PHP engineers are not known for it’s extensive knowledge on Cloud Engineering. But I also have this wild guess that this isn’t limited to one language. There are a number of software engineers that will still be good / great at their jobs without being interested in infrastructure, be it servers, load balancers, cloud, serverless or anything in between. But onboarding engineers with extensive experience in cloud native applications is not something that can be taken lightly. Its hard. Even though AWS Lambda is already 7 years old it has drastically changed / evolved since its inception. It’s a new paradigm that is constantly growing and adapting. In the meantime, there’s this known and proven development practice of writing tests and shipping APIs / background workers that can cover from basic webhook functionality to an enterprise-grade online software solution. Releasing that behind AWS Lambda not only provides a cheap “hosting” solution, but it also comes with nullable maintenance overhead in terms of operating system, scalability and security patches.
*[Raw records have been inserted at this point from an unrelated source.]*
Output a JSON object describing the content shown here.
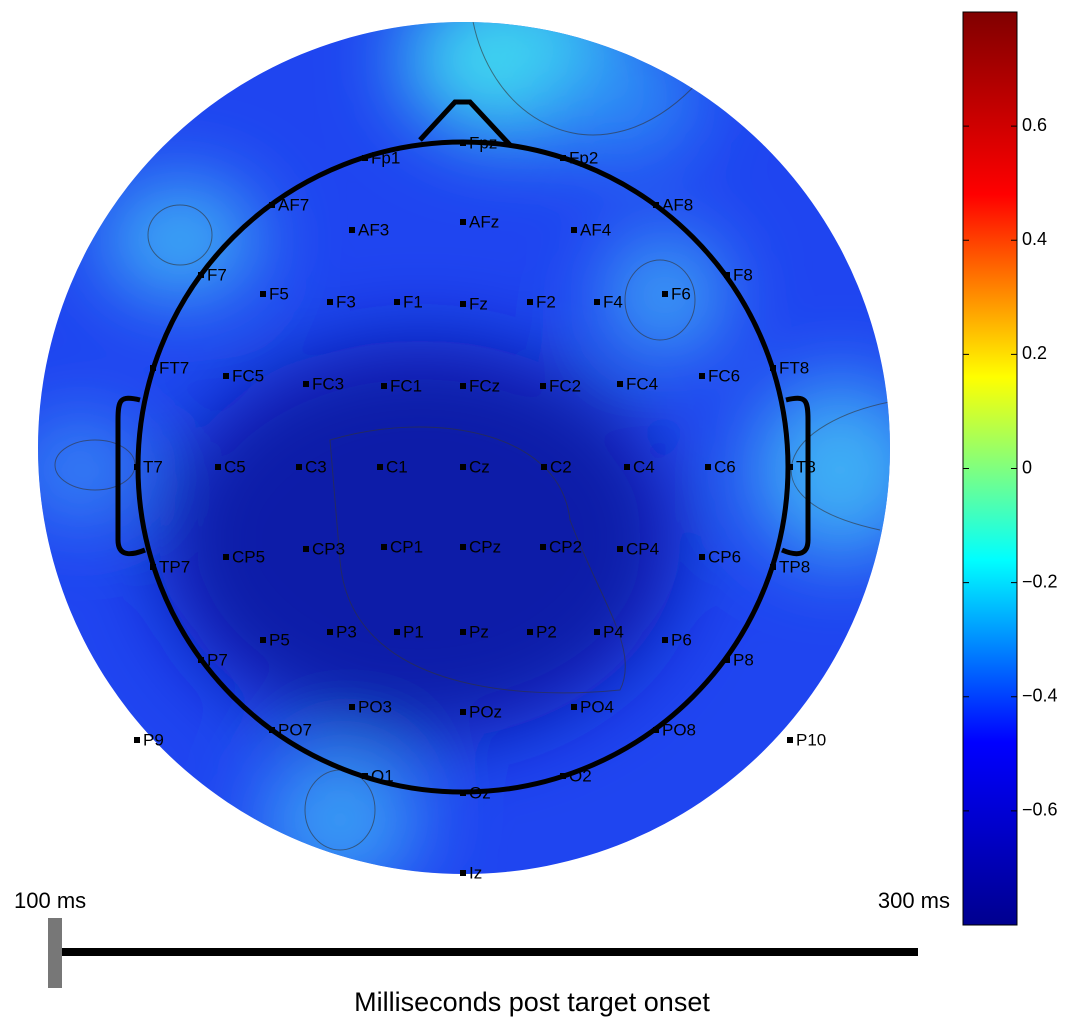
{
  "chart_data": {
    "type": "topomap",
    "electrodes": [
      "Fp1",
      "Fpz",
      "Fp2",
      "AF7",
      "AF3",
      "AFz",
      "AF4",
      "AF8",
      "F7",
      "F5",
      "F3",
      "F1",
      "Fz",
      "F2",
      "F4",
      "F6",
      "F8",
      "FT7",
      "FC5",
      "FC3",
      "FC1",
      "FCz",
      "FC2",
      "FC4",
      "FC6",
      "FT8",
      "T7",
      "C5",
      "C3",
      "C1",
      "Cz",
      "C2",
      "C4",
      "C6",
      "T8",
      "TP7",
      "CP5",
      "CP3",
      "CP1",
      "CPz",
      "CP2",
      "CP4",
      "CP6",
      "TP8",
      "P7",
      "P5",
      "P3",
      "P1",
      "Pz",
      "P2",
      "P4",
      "P6",
      "P8",
      "P9",
      "PO7",
      "PO3",
      "POz",
      "PO4",
      "PO8",
      "P10",
      "O1",
      "Oz",
      "O2",
      "Iz"
    ],
    "clim": [
      -0.8,
      0.8
    ],
    "cticks": [
      0.6,
      0.4,
      0.2,
      0,
      {
        "value": -0.2,
        "label": "−0.2"
      },
      {
        "value": -0.4,
        "label": "−0.4"
      },
      {
        "value": -0.6,
        "label": "−0.6"
      }
    ],
    "colormap": [
      "#00008f",
      "#0000ff",
      "#00ffff",
      "#ffff00",
      "#ff0000",
      "#800000"
    ],
    "time_start": "100 ms",
    "time_end": "300 ms",
    "xlabel": "Milliseconds post target onset"
  }
}
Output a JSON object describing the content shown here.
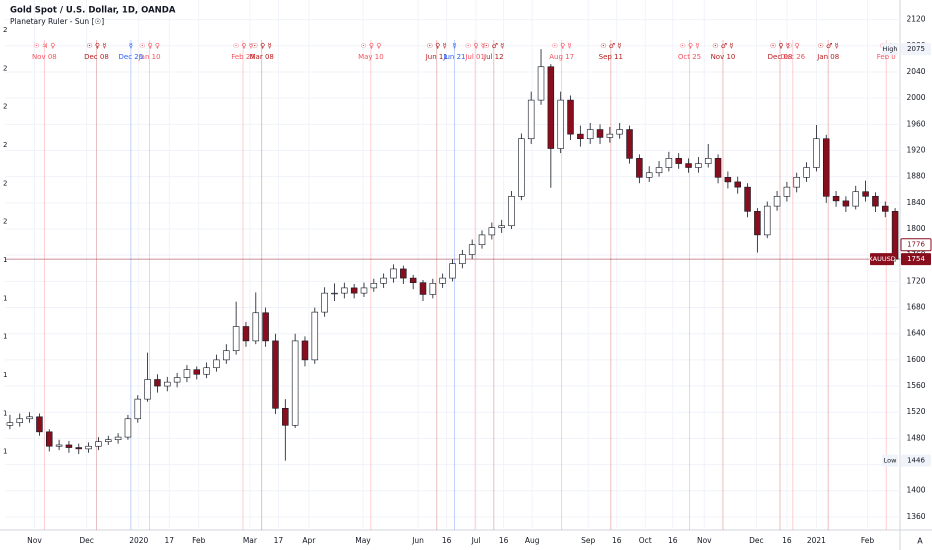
{
  "chart_data": {
    "type": "candlestick",
    "title": "Gold Spot / U.S. Dollar, 1D, OANDA",
    "subtitle": "Planetary Ruler - Sun [☉]",
    "up_color": "#ffffff",
    "down_color": "#880e1e",
    "wick_color": "#131722",
    "open": [
      1500,
      1504,
      1510,
      1513,
      1490,
      1468,
      1470,
      1466,
      1464,
      1468,
      1475,
      1478,
      1482,
      1510,
      1540,
      1570,
      1560,
      1566,
      1573,
      1585,
      1578,
      1588,
      1600,
      1614,
      1651,
      1629,
      1672,
      1629,
      1526,
      1500,
      1629,
      1600,
      1673,
      1702,
      1702,
      1710,
      1702,
      1710,
      1717,
      1725,
      1739,
      1725,
      1718,
      1700,
      1717,
      1725,
      1747,
      1761,
      1776,
      1791,
      1802,
      1805,
      1850,
      1938,
      1997,
      2048,
      1923,
      1997,
      1945,
      1938,
      1952,
      1940,
      1945,
      1952,
      1908,
      1879,
      1886,
      1894,
      1908,
      1900,
      1894,
      1900,
      1908,
      1879,
      1872,
      1864,
      1827,
      1791,
      1835,
      1850,
      1864,
      1879,
      1894,
      1938,
      1850,
      1843,
      1835,
      1857,
      1850,
      1835,
      1827
    ],
    "high": [
      1516,
      1518,
      1520,
      1518,
      1494,
      1478,
      1476,
      1472,
      1474,
      1482,
      1484,
      1488,
      1516,
      1546,
      1611,
      1578,
      1574,
      1580,
      1592,
      1590,
      1596,
      1608,
      1624,
      1689,
      1658,
      1703,
      1680,
      1640,
      1540,
      1640,
      1636,
      1680,
      1711,
      1717,
      1718,
      1716,
      1718,
      1724,
      1732,
      1746,
      1744,
      1730,
      1722,
      1724,
      1732,
      1754,
      1768,
      1784,
      1798,
      1810,
      1814,
      1858,
      1946,
      2010,
      2075,
      2052,
      2010,
      2004,
      1958,
      1962,
      1960,
      1956,
      1962,
      1958,
      1914,
      1896,
      1904,
      1918,
      1916,
      1908,
      1910,
      1930,
      1914,
      1888,
      1880,
      1870,
      1832,
      1842,
      1858,
      1872,
      1886,
      1902,
      1959,
      1944,
      1858,
      1850,
      1866,
      1874,
      1856,
      1842,
      1832
    ],
    "low": [
      1494,
      1498,
      1504,
      1484,
      1460,
      1462,
      1458,
      1456,
      1458,
      1462,
      1470,
      1472,
      1478,
      1504,
      1536,
      1550,
      1552,
      1558,
      1566,
      1570,
      1572,
      1582,
      1594,
      1608,
      1620,
      1624,
      1620,
      1517,
      1446,
      1496,
      1590,
      1594,
      1666,
      1690,
      1694,
      1694,
      1696,
      1704,
      1710,
      1718,
      1716,
      1708,
      1690,
      1694,
      1710,
      1720,
      1740,
      1754,
      1770,
      1784,
      1794,
      1800,
      1844,
      1930,
      1990,
      1863,
      1916,
      1936,
      1926,
      1930,
      1930,
      1932,
      1938,
      1900,
      1870,
      1872,
      1880,
      1888,
      1892,
      1886,
      1886,
      1894,
      1870,
      1862,
      1854,
      1818,
      1764,
      1786,
      1828,
      1842,
      1856,
      1872,
      1888,
      1840,
      1834,
      1826,
      1830,
      1842,
      1826,
      1818,
      1750
    ],
    "close": [
      1504,
      1510,
      1513,
      1490,
      1468,
      1470,
      1466,
      1464,
      1468,
      1475,
      1478,
      1482,
      1510,
      1540,
      1570,
      1560,
      1566,
      1573,
      1585,
      1578,
      1588,
      1600,
      1614,
      1651,
      1629,
      1672,
      1629,
      1526,
      1500,
      1629,
      1600,
      1673,
      1702,
      1702,
      1710,
      1702,
      1710,
      1717,
      1725,
      1739,
      1725,
      1718,
      1700,
      1717,
      1725,
      1747,
      1761,
      1776,
      1791,
      1802,
      1805,
      1850,
      1938,
      1997,
      2048,
      1923,
      1997,
      1945,
      1938,
      1952,
      1940,
      1945,
      1952,
      1908,
      1879,
      1886,
      1894,
      1908,
      1900,
      1894,
      1900,
      1908,
      1879,
      1872,
      1864,
      1827,
      1791,
      1835,
      1850,
      1864,
      1879,
      1894,
      1938,
      1850,
      1843,
      1835,
      1857,
      1850,
      1835,
      1827,
      1754
    ],
    "xlim": [
      -0.5,
      90.5
    ],
    "xticks": [
      {
        "value": 2.5,
        "label": "Nov"
      },
      {
        "value": 7.8,
        "label": "Dec"
      },
      {
        "value": 13.1,
        "label": "2020"
      },
      {
        "value": 16.2,
        "label": "17"
      },
      {
        "value": 19.2,
        "label": "Feb"
      },
      {
        "value": 24.4,
        "label": "Mar"
      },
      {
        "value": 27.3,
        "label": "17"
      },
      {
        "value": 30.4,
        "label": "Apr"
      },
      {
        "value": 35.9,
        "label": "May"
      },
      {
        "value": 41.5,
        "label": "Jun"
      },
      {
        "value": 44.4,
        "label": "16"
      },
      {
        "value": 47.4,
        "label": "Jul"
      },
      {
        "value": 50.2,
        "label": "16"
      },
      {
        "value": 53.1,
        "label": "Aug"
      },
      {
        "value": 58.8,
        "label": "Sep"
      },
      {
        "value": 61.7,
        "label": "16"
      },
      {
        "value": 64.6,
        "label": "Oct"
      },
      {
        "value": 67.4,
        "label": "16"
      },
      {
        "value": 70.6,
        "label": "Nov"
      },
      {
        "value": 75.9,
        "label": "Dec"
      },
      {
        "value": 79,
        "label": "16"
      },
      {
        "value": 82,
        "label": "2021"
      },
      {
        "value": 87.2,
        "label": "Feb"
      }
    ],
    "ylim": [
      1340,
      2150
    ],
    "yticks": [
      1360,
      1400,
      1440,
      1480,
      1520,
      1560,
      1600,
      1640,
      1680,
      1720,
      1760,
      1800,
      1840,
      1880,
      1920,
      1960,
      2000,
      2040,
      2080,
      2120
    ],
    "grid": true,
    "events": [
      {
        "x": 3.5,
        "glyph": "☉ ♃ ♀",
        "date": "Nov 08",
        "color": "#f7525f"
      },
      {
        "x": 8.8,
        "glyph": "☉ ♀ ☿",
        "date": "Dec 08",
        "color": "#b71c1c"
      },
      {
        "x": 12.3,
        "glyph": "☿",
        "date": "Dec 26",
        "color": "#2962ff"
      },
      {
        "x": 14.2,
        "glyph": "☉ ♀ ♀",
        "date": "Jan 10",
        "color": "#f7525f"
      },
      {
        "x": 23.7,
        "glyph": "☉ ♀ ☿",
        "date": "Feb 25",
        "color": "#f7525f"
      },
      {
        "x": 25.6,
        "glyph": "☉ ♀ ☿",
        "date": "Mar 08",
        "color": "#b71c1c"
      },
      {
        "x": 36.7,
        "glyph": "☉ ♀ ♀",
        "date": "May 10",
        "color": "#f7525f"
      },
      {
        "x": 43.4,
        "glyph": "☉ ♀ ☿",
        "date": "Jun 11",
        "color": "#b71c1c"
      },
      {
        "x": 45.2,
        "glyph": "☿",
        "date": "Jun 21",
        "color": "#2962ff"
      },
      {
        "x": 47.3,
        "glyph": "☉ ♀ ☿",
        "date": "Jul 01",
        "color": "#f7525f"
      },
      {
        "x": 49.2,
        "glyph": "☉ ♂ ☿",
        "date": "Jul 12",
        "color": "#b71c1c"
      },
      {
        "x": 56.1,
        "glyph": "☉ ♀ ☿",
        "date": "Aug 17",
        "color": "#f7525f"
      },
      {
        "x": 61.1,
        "glyph": "☉ ♂ ☿",
        "date": "Sep 11",
        "color": "#b71c1c"
      },
      {
        "x": 69.1,
        "glyph": "☉ ♀ ☿",
        "date": "Oct 25",
        "color": "#f7525f"
      },
      {
        "x": 72.5,
        "glyph": "☉ ♂ ☿",
        "date": "Nov 10",
        "color": "#b71c1c"
      },
      {
        "x": 78.3,
        "glyph": "☉ ♀ ☿",
        "date": "Dec 08",
        "color": "#b71c1c"
      },
      {
        "x": 79.6,
        "glyph": "☉ ♀",
        "date": "Dec 26",
        "color": "#f7525f"
      },
      {
        "x": 83.2,
        "glyph": "☉ ♂ ☿",
        "date": "Jan 08",
        "color": "#b71c1c"
      },
      {
        "x": 89.1,
        "glyph": "☉ ♀",
        "date": "Feb 0",
        "color": "#f7525f"
      }
    ],
    "price_tags": [
      {
        "label": "High",
        "value": 2075,
        "color": "#131722",
        "fill": "#f0f3fa"
      },
      {
        "value": 1776,
        "color": "#880e1e",
        "fill": "#ffffff"
      },
      {
        "label": "XAUUSD",
        "value": 1754,
        "color": "#ffffff",
        "fill": "#880e1e"
      },
      {
        "label": "Low",
        "value": 1446,
        "color": "#131722",
        "fill": "#f0f3fa"
      }
    ],
    "left_scale_labels": [
      "2",
      "2",
      "2",
      "2",
      "2",
      "2",
      "1",
      "1",
      "1",
      "1",
      "1",
      "1"
    ],
    "scale_button": "A"
  }
}
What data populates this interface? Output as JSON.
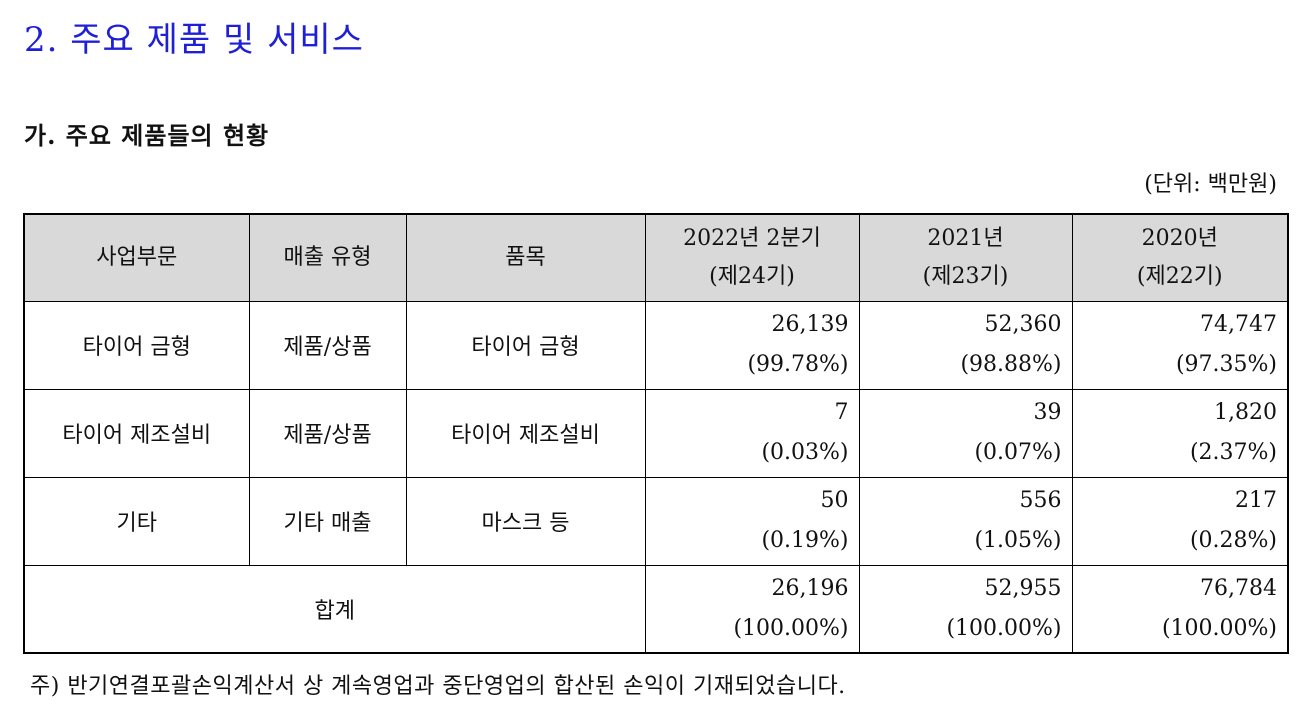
{
  "section_title": "2. 주요 제품 및 서비스",
  "subsection_title": "가. 주요 제품들의 현황",
  "unit": "(단위: 백만원)",
  "table": {
    "headers": {
      "segment": "사업부문",
      "sales_type": "매출 유형",
      "item": "품목",
      "period1_line1": "2022년 2분기",
      "period1_line2": "(제24기)",
      "period2_line1": "2021년",
      "period2_line2": "(제23기)",
      "period3_line1": "2020년",
      "period3_line2": "(제22기)"
    },
    "rows": [
      {
        "segment": "타이어 금형",
        "sales_type": "제품/상품",
        "item": "타이어 금형",
        "p1_value": "26,139",
        "p1_pct": "(99.78%)",
        "p2_value": "52,360",
        "p2_pct": "(98.88%)",
        "p3_value": "74,747",
        "p3_pct": "(97.35%)"
      },
      {
        "segment": "타이어 제조설비",
        "sales_type": "제품/상품",
        "item": "타이어 제조설비",
        "p1_value": "7",
        "p1_pct": "(0.03%)",
        "p2_value": "39",
        "p2_pct": "(0.07%)",
        "p3_value": "1,820",
        "p3_pct": "(2.37%)"
      },
      {
        "segment": "기타",
        "sales_type": "기타 매출",
        "item": "마스크 등",
        "p1_value": "50",
        "p1_pct": "(0.19%)",
        "p2_value": "556",
        "p2_pct": "(1.05%)",
        "p3_value": "217",
        "p3_pct": "(0.28%)"
      }
    ],
    "total": {
      "label": "합계",
      "p1_value": "26,196",
      "p1_pct": "(100.00%)",
      "p2_value": "52,955",
      "p2_pct": "(100.00%)",
      "p3_value": "76,784",
      "p3_pct": "(100.00%)"
    }
  },
  "footnote": "주) 반기연결포괄손익계산서 상 계속영업과 중단영업의 합산된 손익이 기재되었습니다."
}
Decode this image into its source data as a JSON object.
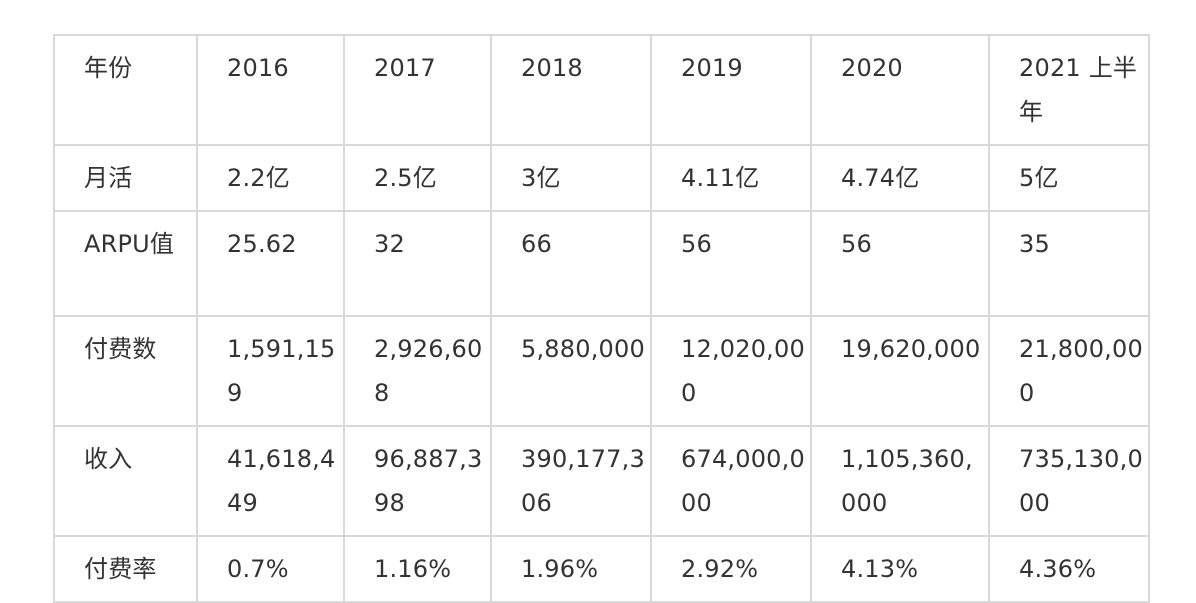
{
  "table": {
    "rows": [
      [
        "年份",
        "2016",
        "2017",
        "2018",
        "2019",
        "2020",
        "2021 上半年"
      ],
      [
        "月活",
        "2.2亿",
        "2.5亿",
        "3亿",
        "4.11亿",
        "4.74亿",
        "5亿"
      ],
      [
        "ARPU值",
        "25.62",
        "32",
        "66",
        "56",
        "56",
        "35"
      ],
      [
        "付费数",
        "1,591,159",
        "2,926,608",
        "5,880,000",
        "12,020,000",
        "19,620,000",
        "21,800,000"
      ],
      [
        "收入",
        "41,618,449",
        "96,887,398",
        "390,177,306",
        "674,000,000",
        "1,105,360,000",
        "735,130,000"
      ],
      [
        "付费率",
        "0.7%",
        "1.16%",
        "1.96%",
        "2.92%",
        "4.13%",
        "4.36%"
      ]
    ]
  }
}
With millisecond billing and improved network capabilities that brought cold start down drastically, AWS Lambda saves a lot on system management and scalability tuning without affecting the hiring practices and reducing the pool of professionals available in the market.
I first started targeting AWS Lambda as a hosting solution for a monolithic application about 2 years ago and since then I adapted a lot my understanding of software development practices for the current world we live in. I do believe that in the next 10 years Serverless will become more and more mainstream and all of its weaknesses will be targeted and brought down. In the meantime we can still make use of its fantastic elasticity and capabilities by making small tweaks and adjustments to the software deployment process so that we can combine great tools and proven knowledge while creating an ecosystem that will easily scale for the needs of the business that will exist within the next 5~10 years. The next generation of developers will surely look down at all of the “legacy” I’ll be leaving behind and may or may not like to work on it at all. But they won’t be held back by security updates, major releases of external dependencies, or a constant stream of bugs that are hard to diagnose and fix while working on their own next generation of enterprise solution. If this holds true, then I will be happy with the legacy monolith I will be leaving behind.